Translation? In this context, big was too big for government intervention, and unlike the intervention with the TARP of Bush and Paulson, which benefited the dividend paying behemoths that many of their ilk had a financial interest in, creating a health care vehicle for those who simply cannot afford it would be the fulfilling of the socialist prophesy that many had foretold about this liberal, Barrack Obama.

Then as in point finale, the backhanded snippet: That sort of thinking works in a classroom, but it doesn’t work very well in our big, complicated country, had to be thrown in for good measure.

For there is always need to let the public know that our Presidents background, much to the chagrin of many, is one that is superiorly academic; so he just might not know the difference between the hypotheticals of a classroom and the economic reality of a health care budget for this big, complicated, decentralized country. What a demerit, this burden of academic superiority.

So, the cries to start over continue to pierce the boiler room atmosphere that is now the climate within the congressional chamber, as health care reform is being reconciled.

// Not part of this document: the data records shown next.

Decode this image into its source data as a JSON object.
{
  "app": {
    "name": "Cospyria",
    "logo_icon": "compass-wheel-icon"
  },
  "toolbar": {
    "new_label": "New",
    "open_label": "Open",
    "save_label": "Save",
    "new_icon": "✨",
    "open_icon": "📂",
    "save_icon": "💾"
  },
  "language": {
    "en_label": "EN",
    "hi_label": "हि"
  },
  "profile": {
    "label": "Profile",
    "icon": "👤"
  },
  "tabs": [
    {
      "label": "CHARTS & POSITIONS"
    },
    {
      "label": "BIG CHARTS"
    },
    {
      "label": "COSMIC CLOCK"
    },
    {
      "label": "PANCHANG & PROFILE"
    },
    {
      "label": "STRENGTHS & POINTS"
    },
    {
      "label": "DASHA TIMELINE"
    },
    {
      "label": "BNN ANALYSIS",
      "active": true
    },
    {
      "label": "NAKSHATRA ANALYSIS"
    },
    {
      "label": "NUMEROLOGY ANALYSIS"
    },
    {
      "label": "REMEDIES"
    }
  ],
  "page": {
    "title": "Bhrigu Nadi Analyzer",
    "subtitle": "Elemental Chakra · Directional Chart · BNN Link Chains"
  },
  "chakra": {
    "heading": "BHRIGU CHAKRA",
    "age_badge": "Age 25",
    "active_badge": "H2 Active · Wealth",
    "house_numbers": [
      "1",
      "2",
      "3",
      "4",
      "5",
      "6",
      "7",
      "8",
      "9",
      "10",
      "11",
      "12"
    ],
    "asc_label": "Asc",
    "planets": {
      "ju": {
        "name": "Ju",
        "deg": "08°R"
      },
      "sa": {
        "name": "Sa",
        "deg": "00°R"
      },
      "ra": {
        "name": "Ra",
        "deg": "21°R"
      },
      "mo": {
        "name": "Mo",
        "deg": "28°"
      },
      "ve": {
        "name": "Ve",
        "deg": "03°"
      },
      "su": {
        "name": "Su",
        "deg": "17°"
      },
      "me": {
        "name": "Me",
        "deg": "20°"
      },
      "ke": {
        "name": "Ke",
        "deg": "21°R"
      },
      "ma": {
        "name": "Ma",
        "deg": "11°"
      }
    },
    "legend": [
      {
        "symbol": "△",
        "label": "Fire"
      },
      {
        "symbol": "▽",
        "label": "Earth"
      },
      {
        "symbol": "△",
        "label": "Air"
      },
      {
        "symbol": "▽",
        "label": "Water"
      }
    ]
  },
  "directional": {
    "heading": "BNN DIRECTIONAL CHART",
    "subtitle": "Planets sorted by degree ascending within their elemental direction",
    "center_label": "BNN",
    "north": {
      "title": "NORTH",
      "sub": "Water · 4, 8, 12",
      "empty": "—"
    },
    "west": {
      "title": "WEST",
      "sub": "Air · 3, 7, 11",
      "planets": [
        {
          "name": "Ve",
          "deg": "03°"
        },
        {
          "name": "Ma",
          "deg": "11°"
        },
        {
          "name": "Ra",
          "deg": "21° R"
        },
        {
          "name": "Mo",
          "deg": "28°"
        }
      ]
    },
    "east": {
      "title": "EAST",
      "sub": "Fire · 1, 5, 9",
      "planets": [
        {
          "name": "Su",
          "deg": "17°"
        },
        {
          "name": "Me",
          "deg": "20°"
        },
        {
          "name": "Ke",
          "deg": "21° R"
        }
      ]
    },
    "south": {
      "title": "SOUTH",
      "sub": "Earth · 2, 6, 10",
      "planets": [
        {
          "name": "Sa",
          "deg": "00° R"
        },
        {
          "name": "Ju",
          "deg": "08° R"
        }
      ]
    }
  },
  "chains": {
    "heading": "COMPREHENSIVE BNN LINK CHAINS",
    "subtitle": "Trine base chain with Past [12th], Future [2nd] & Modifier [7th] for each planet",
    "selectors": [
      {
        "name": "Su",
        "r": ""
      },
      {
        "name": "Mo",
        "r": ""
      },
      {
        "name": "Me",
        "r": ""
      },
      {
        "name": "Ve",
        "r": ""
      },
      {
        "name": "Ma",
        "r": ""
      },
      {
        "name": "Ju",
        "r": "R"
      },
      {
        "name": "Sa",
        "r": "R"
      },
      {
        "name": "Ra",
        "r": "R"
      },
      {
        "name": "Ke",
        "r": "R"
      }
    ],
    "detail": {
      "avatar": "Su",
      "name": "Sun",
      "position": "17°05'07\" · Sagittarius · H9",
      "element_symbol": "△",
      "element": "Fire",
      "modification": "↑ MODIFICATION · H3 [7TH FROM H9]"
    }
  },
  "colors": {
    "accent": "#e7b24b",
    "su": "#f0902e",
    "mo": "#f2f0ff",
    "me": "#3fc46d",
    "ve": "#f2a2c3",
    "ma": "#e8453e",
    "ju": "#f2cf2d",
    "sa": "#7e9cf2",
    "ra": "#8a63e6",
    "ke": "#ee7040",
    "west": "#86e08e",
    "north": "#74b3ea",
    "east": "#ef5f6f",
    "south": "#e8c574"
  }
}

I agree. Start over is the best option. Only this time, I pray that starting over is done truly heeding the voice of the people.

Last I heard, the Public Option had been transformed into a gift horse for many. Votes were leveraged against tax payer dollars. Politicians were being made into political saviors for their states, as they sold their votes for programs that secured their political longevity back home.

So I agree. I agree that start over we must. Only, this time, let us start where we truly began; for if my memory serves me correctly, the hotly contested Public Option is only a very diluted, shamefully adulterated version of the Universal Health Care Plan, so many of us anticipated when we voted for the change we believed in.

Already the oppositionists have labeled the option to use reconciliation as the Presidents nuclear option.

So I say nuke it. Nuke the whole Public Option mockery. For if we truly allow ourselves a trip down memory lane, we may well recall that the Public Option was the spawn of Harry and Louise who banished Universal Healthcare with such absoluteness that now, it can only reappear disguised as a hybrid version of its former self, with an off shoot of the ineffective Public Option, which comes loaded with its current deficiencies, rewards to the health care and drug industries and lots of suspect promises to amend as we go.